Hace unos días, en la sala de espera de una consulta médica, un abuelo casi octogenario cuidaba de su nietecillo de unos cuatro años. El crío, juguetón e inquieto como todos los peques, no paraba de moverse correteando por la sala, pero entre tanta sacudida de energía de vez en cuando se iba hacia el abuelo, se subía a sus rodillas y entre risas le tiraba de las gafas y de la corbata mientras el embobado abuelo lleno de afecto, de amor, de casi devoción hacia aquel pequeñuelo que hacía sus delicias y le tenía robado el corazón, le besaba repetidamente y le abrazaba con tal ternura que hizo revivir el espíritu a todos los que nos encontrábamos en la consulta. Servidora ejerzo de abuela muy besucona y entendía tal demostración.
Saliendo de allí y contándole la emotiva escena a un amigo, me comentó en un inequívoco tono de temor que aquel abuelo había cometido una imprudencia, pues tal demostración de carantoñas podía dar a entender un desvío hacia otras arenas movedizas, hacia otras tendencias, confundiendo la visión.

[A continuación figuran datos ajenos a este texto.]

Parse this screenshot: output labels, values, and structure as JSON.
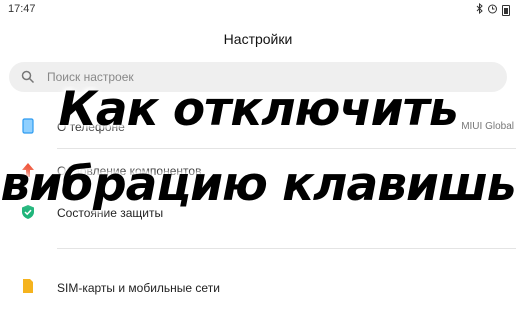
{
  "status": {
    "time": "17:47"
  },
  "header": {
    "title": "Настройки"
  },
  "search": {
    "placeholder": "Поиск настроек"
  },
  "items": [
    {
      "label": "О телефоне",
      "value": "MIUI Global",
      "icon": "tablet-icon",
      "color": "#2d9bf0"
    },
    {
      "label": "Обновление компонентов",
      "value": "",
      "icon": "update-arrow-icon",
      "color": "#f0553a"
    },
    {
      "label": "Состояние защиты",
      "value": "",
      "icon": "shield-check-icon",
      "color": "#1fb57a"
    },
    {
      "label": "SIM-карты и мобильные сети",
      "value": "",
      "icon": "sim-card-icon",
      "color": "#f5b31e"
    }
  ],
  "overlay": {
    "line1": "Как отключить",
    "line2": "вибрацию клавишь"
  }
}
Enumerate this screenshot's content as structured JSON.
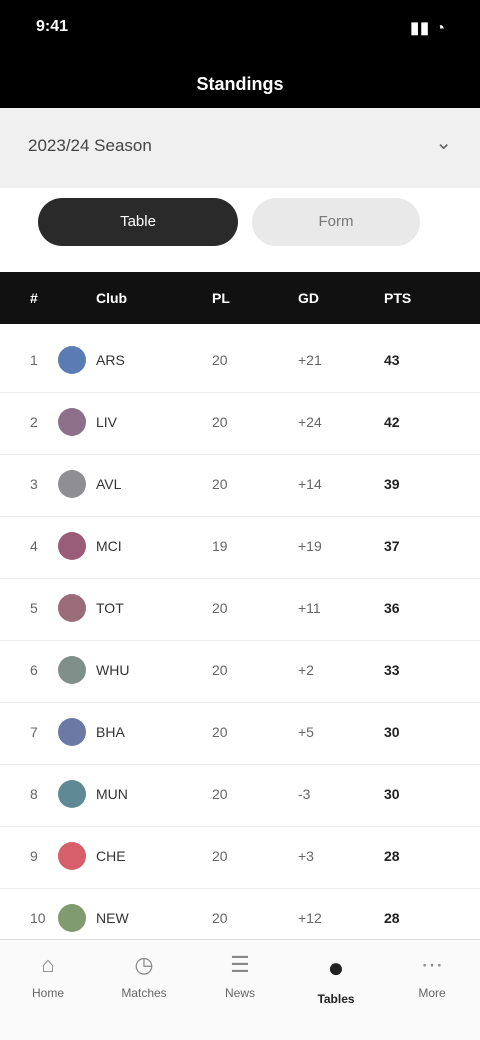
{
  "status": {
    "time": "9:41",
    "icons": "▮▮ ◔"
  },
  "header": {
    "title": "Standings"
  },
  "subheader": {
    "season": "2023/24 Season",
    "chevron": "⌄"
  },
  "segments": [
    "Table",
    "Form"
  ],
  "table": {
    "columns": [
      "#",
      "Club",
      "PL",
      "GD",
      "PTS"
    ],
    "rows": [
      {
        "pos": "1",
        "club": "ARS",
        "pl": "20",
        "gd": "+21",
        "pts": "43",
        "color": "#5b7bb3"
      },
      {
        "pos": "2",
        "club": "LIV",
        "pl": "20",
        "gd": "+24",
        "pts": "42",
        "color": "#8d6f8a"
      },
      {
        "pos": "3",
        "club": "AVL",
        "pl": "20",
        "gd": "+14",
        "pts": "39",
        "color": "#8f8f93"
      },
      {
        "pos": "4",
        "club": "MCI",
        "pl": "19",
        "gd": "+19",
        "pts": "37",
        "color": "#9a5d79"
      },
      {
        "pos": "5",
        "club": "TOT",
        "pl": "20",
        "gd": "+11",
        "pts": "36",
        "color": "#9a6b79"
      },
      {
        "pos": "6",
        "club": "WHU",
        "pl": "20",
        "gd": "+2",
        "pts": "33",
        "color": "#7f8f8a"
      },
      {
        "pos": "7",
        "club": "BHA",
        "pl": "20",
        "gd": "+5",
        "pts": "30",
        "color": "#6c79a5"
      },
      {
        "pos": "8",
        "club": "MUN",
        "pl": "20",
        "gd": "-3",
        "pts": "30",
        "color": "#5f8a95"
      },
      {
        "pos": "9",
        "club": "CHE",
        "pl": "20",
        "gd": "+3",
        "pts": "28",
        "color": "#d65f6b"
      },
      {
        "pos": "10",
        "club": "NEW",
        "pl": "20",
        "gd": "+12",
        "pts": "28",
        "color": "#7f9b6f"
      }
    ]
  },
  "nav": [
    {
      "label": "Home",
      "icon": "⌂",
      "active": false
    },
    {
      "label": "Matches",
      "icon": "◷",
      "active": false
    },
    {
      "label": "News",
      "icon": "☰",
      "active": false
    },
    {
      "label": "Tables",
      "icon": "●",
      "active": true
    },
    {
      "label": "More",
      "icon": "⋯",
      "active": false
    }
  ]
}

Solté mi enojo al oír tal desconfianza y no evité exponerle con cierto mal humor mi opinión sobre tan desequilibrada sentencia. De camino a casa me pregunté por qué la sociedad estaba remando contra corriente, y por qué hace que se quemen las ilusiones de acariciar abiertamente a un niño sin que caiga la sospecha, terrible sospecha, de la pederastia. Entiendo que hoy, y como está el patio, la precaución nunca es una acción que hayamos que lamentar, y que de ciertas cosas hay que huir y dejarlas de lado para que no nos afecten, pero no encaja en mi cabeza que esta sociedad nuestra mire con ojos turbios, se ponga nerviosa o le entre un alud de malos y equivocados pensamientos porque un abuelo, un amigo, un tío, prodigue arrumacos públicamente a estas maravillosas criaturas.

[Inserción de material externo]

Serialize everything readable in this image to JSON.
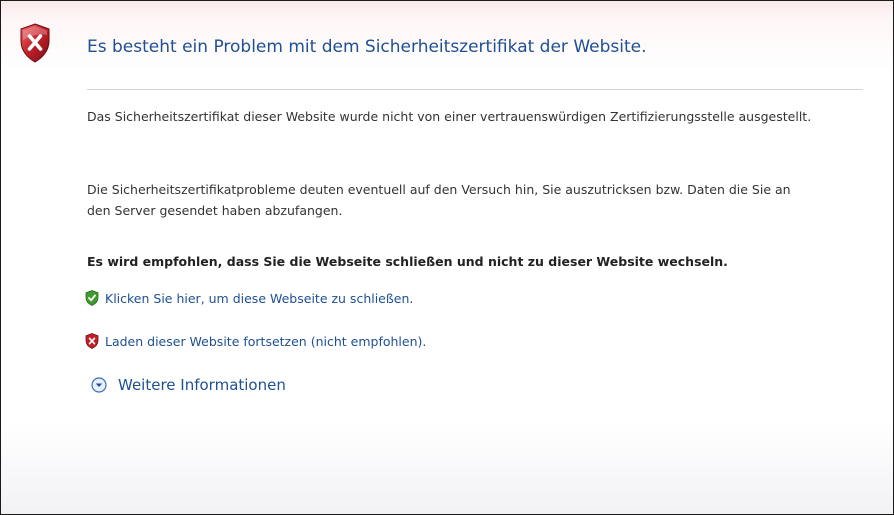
{
  "error_page": {
    "title": "Es besteht ein Problem mit dem Sicherheitszertifikat der Website.",
    "paragraph_1": "Das Sicherheitszertifikat dieser Website wurde nicht von einer vertrauenswürdigen Zertifizierungsstelle ausgestellt.",
    "paragraph_2": "Die Sicherheitszertifikatprobleme deuten eventuell auf den Versuch hin, Sie auszutricksen bzw. Daten die Sie an den Server gesendet haben abzufangen.",
    "recommendation": "Es wird empfohlen, dass Sie die Webseite schließen und nicht zu dieser Website wechseln.",
    "actions": [
      {
        "label": "Klicken Sie hier, um diese Webseite zu schließen.",
        "icon": "green-shield-check-icon"
      },
      {
        "label": "Laden dieser Website fortsetzen (nicht empfohlen).",
        "icon": "red-shield-x-icon"
      }
    ],
    "more_info": "Weitere Informationen",
    "main_icon": "red-shield-x-icon"
  },
  "colors": {
    "title_blue": "#1f4f94",
    "link_blue": "#1f4f94",
    "shield_red": "#c0202a",
    "shield_green": "#3f9b2e",
    "divider": "#d4d4d4"
  }
}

Sé que es una situación difícil, y también que es algo que no debería sorprenderme porque estas son hoy las reglas sociales y hay que saber evitar ciertas formas de comportamiento, pero creo que dar y recibir calor humano es perfectamente conciliable y no es de recibo exigir a los adultos una esterilidad emocional porque creo que el cobijo del amor, sea o no notoriamete, es tan necesario como el aire que respiramos. Y creo también que esta exigencia entristece y fatiga el organismo, perturbando de algún modo este maravilloso como difícil juego que es el vivir. La querencia pública a un niño se ha convertido hoy en el precipicio del miedo, y se ha apoderado de una sociedad que se ha sumergido con pesimismo en estos desatinados pensamientos, sin darse cuenta de que sin una demostración de amor no somos nadie. Qué pena, penita, pena…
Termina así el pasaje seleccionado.